Hun Sen told a graduating class of students from the Royal University of Law and Economics that Cambodia had created a committee led by Defence Minister Tea Banh to provide security, transportation and logistics for the observers once they arrive in Cambodia.
“I appeal to Indonesia to send observers directly to Cambodia because Indonesian military attachés have already inspected the area, and we have formed a committee to work with them.

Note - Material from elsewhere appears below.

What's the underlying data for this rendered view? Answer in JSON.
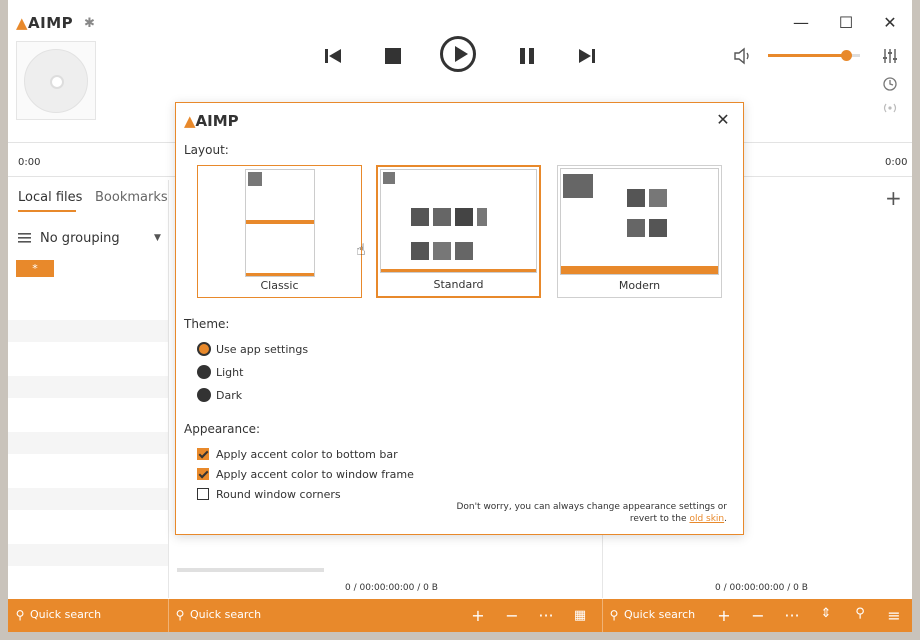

Even if Thailand rejects observers, please still come to Cambodia,” Hun Sen said while speaking at a graduation ceremony.
At an informal meeting of ASEAN Foreign Ministers on February 22 in Indonesia, which now chairs the 10-member bloc, Cambodia and Thailand agreed to receive observers from Indonesia to monitor a permanent ceasefire after heavy fighting along the border near the Preah Vihear temple complex in early February left at least 10 dead and dozens injured on both sides.
Thailand has yet to respond to the terms of reference offered by Indonesian Foreign Minister and current chair of ASEAN Marty Natalegawa.
Hun Sen’s appeal comes amid reports of eased tensions along the border, with a military commander in the area saying that soldiers from both countries met over the weekend to play sports as part of a strategy to reduce tensions.
“The situation is calm, but it is hard to know what will happen,” said Royal Cambodian Armed Forces General Srey Doek, commander of Military Division 3 near the border. “Both sides have agreed not to encroach on the other to avoid problems.”
Hun Sen said yesterday that dialogue and contact between the two sides was preferable to armed conflict.
“While discussions are difficult, we prefer them to more bloodshed.”
Last week, Hun Sen appealed to Thai Prime Minister Abhisit Vejjajiva to confirm his country’s attendance at the convening of the General Border and Joint Border committees scheduled for March 24-25 in Bogor, Indonesia.
“Please, Your Excellency, respond urgently because these are issues for the UN Security Council and ASEAN,” Hun said last week.
Though Thailand has yet to confirm its attendance, Abhisit said early last week that he hoped the meetings in Indonesia would be a starting point for easing tensions along the border between the two countries, according to a report in the Bangkok Post.